Segment Containers in a Pravega Cluster¶
This document describes the high level design of how we are managing the lifecyle of Segment Containers in a Pravega Cluster.
In this document we refer to a segment container as container. The total number of containers is fixed for a given deployment. Each container can be owned by only one Pravega host and all containers in the cluster should be running at any given point in time.
A pravega host is an instance of a pravega service which owns and executes a set of containers.
Detecting Active Pravega Hosts¶
Every pravega host on startup will register itself with Zookeeper using ephemeral nodes. The ephemeral nodes are present in zookeeper as long as zookeeper receives appropriate heartbeats from the Pravega host. We rely on these ephemeral nodes to detect which pravega hosts are currently active in the cluster.

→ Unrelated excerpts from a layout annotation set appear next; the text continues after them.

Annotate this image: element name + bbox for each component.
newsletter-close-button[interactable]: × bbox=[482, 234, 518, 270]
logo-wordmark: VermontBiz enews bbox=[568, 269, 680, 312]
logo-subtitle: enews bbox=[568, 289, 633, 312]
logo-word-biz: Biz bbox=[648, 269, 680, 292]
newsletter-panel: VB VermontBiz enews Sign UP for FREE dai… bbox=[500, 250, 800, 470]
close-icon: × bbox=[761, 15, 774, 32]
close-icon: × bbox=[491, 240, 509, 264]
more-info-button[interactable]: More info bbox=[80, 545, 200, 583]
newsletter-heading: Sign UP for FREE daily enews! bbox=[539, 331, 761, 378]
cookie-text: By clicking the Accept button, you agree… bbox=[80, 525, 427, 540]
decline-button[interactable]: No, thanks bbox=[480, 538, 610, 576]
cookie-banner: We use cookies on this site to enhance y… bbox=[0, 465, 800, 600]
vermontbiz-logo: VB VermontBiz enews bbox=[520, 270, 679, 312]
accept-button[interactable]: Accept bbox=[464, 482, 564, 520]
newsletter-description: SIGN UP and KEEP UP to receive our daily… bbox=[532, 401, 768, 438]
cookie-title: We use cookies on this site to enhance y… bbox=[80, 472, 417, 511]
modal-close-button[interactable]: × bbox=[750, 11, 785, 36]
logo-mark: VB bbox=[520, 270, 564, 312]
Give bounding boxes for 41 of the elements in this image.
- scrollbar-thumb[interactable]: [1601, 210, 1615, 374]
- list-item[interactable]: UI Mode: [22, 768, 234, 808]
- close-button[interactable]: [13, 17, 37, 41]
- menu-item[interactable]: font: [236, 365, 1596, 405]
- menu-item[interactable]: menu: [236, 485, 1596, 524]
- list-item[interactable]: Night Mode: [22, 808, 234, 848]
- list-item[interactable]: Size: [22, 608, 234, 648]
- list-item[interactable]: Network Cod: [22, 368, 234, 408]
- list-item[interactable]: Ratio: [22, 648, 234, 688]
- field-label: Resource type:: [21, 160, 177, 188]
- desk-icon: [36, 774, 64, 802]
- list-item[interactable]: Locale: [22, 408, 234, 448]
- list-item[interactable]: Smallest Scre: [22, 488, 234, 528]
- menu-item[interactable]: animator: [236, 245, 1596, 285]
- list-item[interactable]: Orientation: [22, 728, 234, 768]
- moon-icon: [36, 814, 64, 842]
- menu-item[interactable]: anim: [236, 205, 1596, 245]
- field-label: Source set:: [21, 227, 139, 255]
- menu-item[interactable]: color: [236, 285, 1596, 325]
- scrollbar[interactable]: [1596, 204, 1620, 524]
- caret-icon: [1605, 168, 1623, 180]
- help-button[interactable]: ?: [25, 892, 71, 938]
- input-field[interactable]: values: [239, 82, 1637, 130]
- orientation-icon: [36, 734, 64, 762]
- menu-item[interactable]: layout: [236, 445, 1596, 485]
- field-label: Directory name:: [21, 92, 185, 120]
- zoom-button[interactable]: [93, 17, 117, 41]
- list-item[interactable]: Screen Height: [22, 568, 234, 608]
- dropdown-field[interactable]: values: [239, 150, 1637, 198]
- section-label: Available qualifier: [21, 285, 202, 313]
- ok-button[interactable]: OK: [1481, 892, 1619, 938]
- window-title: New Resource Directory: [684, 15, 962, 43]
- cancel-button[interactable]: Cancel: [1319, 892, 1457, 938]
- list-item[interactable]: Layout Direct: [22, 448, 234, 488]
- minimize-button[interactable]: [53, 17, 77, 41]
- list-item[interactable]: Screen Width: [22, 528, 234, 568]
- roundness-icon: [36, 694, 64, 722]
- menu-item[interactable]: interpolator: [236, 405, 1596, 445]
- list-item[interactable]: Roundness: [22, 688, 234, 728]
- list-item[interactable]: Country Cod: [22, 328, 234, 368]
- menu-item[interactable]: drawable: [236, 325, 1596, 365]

Monitoring the Pravega Cluster¶
Each Pravega Controller runs a service which monitors the ephemeral nodes on the zookeeper and detects all active pravega hosts in the cluster. On detecting any changes to the cluster membership we verify and re-map all containers to the available set of pravega hosts. This information is persisted in the HostStore atomically. This is stored as a single blob and contains a Map of Host to Set of Containers that a host owns.
We use zookeeper to ensure only one pravega controller is monitoring the cluster to avoid multiple simultaneous writers to the HostStore. This will avoid race conditions and allow the state to converge faster.
Rebalance of the container ownership happens when either a pravega host is added or removed from the cluster. Since this is a costly operation we need to guard against doing this very often. Currently we ensure that a configured minimum time interval is maintained between any 2 rebalance operations. In the worst case this will proportionally increase the time it takes to perform ownership change in the cluster.
Ownership Change Notification¶
Every pravega host has a long running Segment Manager Service. This constantly polls/watches the HostStore for any changes to the container ownership. On detecting any ownership changes for itself (identified by the host key in the Map) the Segment Manager triggers addition and removal of containers accordingly.
Ensuring a container is stopped on one host before it is started on another host¶
We currently plan to use conservative timeouts on the Pravega host to ensure a container is not started before it is stopped on another node. This needs further review/discussion.
Detecting and handling container start/stop failures¶
Any container start/stop failures is treated as local failures and we expect the Pravega host to try its best to handle these scenarios locally. The Pravega Controller does not make any effort to correct this by running them on different hosts. This needs further review/discussion.